Similarly, when I first tried D&D, I was attracted to the idea of being a Paladin. But I was discouraged from this idea by being told how difficult it was to do anything as a Paladin without some experience behind one's metagaming to in-character justify being able to attack and kill the various random XP-fodder monsters necessary to progress. But I later saw Paladins played so well that one of them could even justify the killing of a fellow group-member of long standing (it was expeditious to do so, but not strictly within the remit of the attentions of a supposedly extremely-lawful/extremely-good character).
There's wiggle room in such systems. And perspective. And the needs of Narrativium are also a prime influence, especially upon NPCs where the GM is more DM Of The Rings than Darths And Droids in nature... And I see Toady as the ultimate GM (or getting there, at least[4]), albeit by proxy.
[1] Steampunk RPG, essentially, for those that don't know it.
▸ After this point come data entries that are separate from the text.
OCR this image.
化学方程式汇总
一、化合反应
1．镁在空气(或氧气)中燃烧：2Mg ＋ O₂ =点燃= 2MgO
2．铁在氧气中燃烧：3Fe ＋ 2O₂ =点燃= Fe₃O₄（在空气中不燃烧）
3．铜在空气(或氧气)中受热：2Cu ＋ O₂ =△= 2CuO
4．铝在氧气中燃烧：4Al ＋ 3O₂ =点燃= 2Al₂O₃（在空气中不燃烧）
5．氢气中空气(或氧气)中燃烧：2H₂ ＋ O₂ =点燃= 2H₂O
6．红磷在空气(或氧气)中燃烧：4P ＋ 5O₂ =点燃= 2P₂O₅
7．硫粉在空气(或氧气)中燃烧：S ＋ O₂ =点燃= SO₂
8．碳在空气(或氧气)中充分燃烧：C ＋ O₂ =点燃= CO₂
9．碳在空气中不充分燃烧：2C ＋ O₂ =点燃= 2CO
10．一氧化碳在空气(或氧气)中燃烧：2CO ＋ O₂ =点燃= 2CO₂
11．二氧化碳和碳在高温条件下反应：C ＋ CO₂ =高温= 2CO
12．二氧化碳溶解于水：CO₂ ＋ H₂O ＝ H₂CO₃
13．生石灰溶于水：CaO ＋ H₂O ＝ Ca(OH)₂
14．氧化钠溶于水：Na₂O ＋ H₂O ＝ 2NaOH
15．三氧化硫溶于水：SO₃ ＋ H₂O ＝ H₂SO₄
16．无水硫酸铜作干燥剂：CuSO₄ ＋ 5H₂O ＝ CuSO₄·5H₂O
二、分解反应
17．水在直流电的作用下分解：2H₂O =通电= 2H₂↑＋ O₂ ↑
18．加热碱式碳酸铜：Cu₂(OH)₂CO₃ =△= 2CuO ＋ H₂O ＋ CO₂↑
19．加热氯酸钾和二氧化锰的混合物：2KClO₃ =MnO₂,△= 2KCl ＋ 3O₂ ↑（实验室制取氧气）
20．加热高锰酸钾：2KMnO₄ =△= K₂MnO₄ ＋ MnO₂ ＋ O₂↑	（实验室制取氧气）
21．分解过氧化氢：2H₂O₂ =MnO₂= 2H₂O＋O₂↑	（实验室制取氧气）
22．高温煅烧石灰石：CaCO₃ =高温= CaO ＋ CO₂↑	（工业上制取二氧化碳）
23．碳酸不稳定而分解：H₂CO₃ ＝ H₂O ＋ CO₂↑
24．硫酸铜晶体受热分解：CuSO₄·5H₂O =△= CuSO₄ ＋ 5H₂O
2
Set in a mock-Victorian universe with HG Wells tech and more... But societally, and stylistically, the caricaturisation was very much Victorian. IN SPACE![2]
[2] Well, it included 'Perelandra'-esque interplanatary empire-building and exploration... You could stay earhbound (or hop onto Nemo-esque submarines) according to the particular campaign plot/derail you were into...
[3] Not me, I was often an engineer/inventor in that genre of game. Once was even a "Scott Montgomery", with my own liftwood spaceship, invented 'space torpedoes' for it, had speaking tube arrangements that you'd make a rather particular whistle down to attract attention of the rest of the crew.
[4] And he's already making his worlds obey one of the number one rules for both screenwriting and proper RPG campaigning: Always know what your characters are doing when they're not on the screen (interacting with the PCs).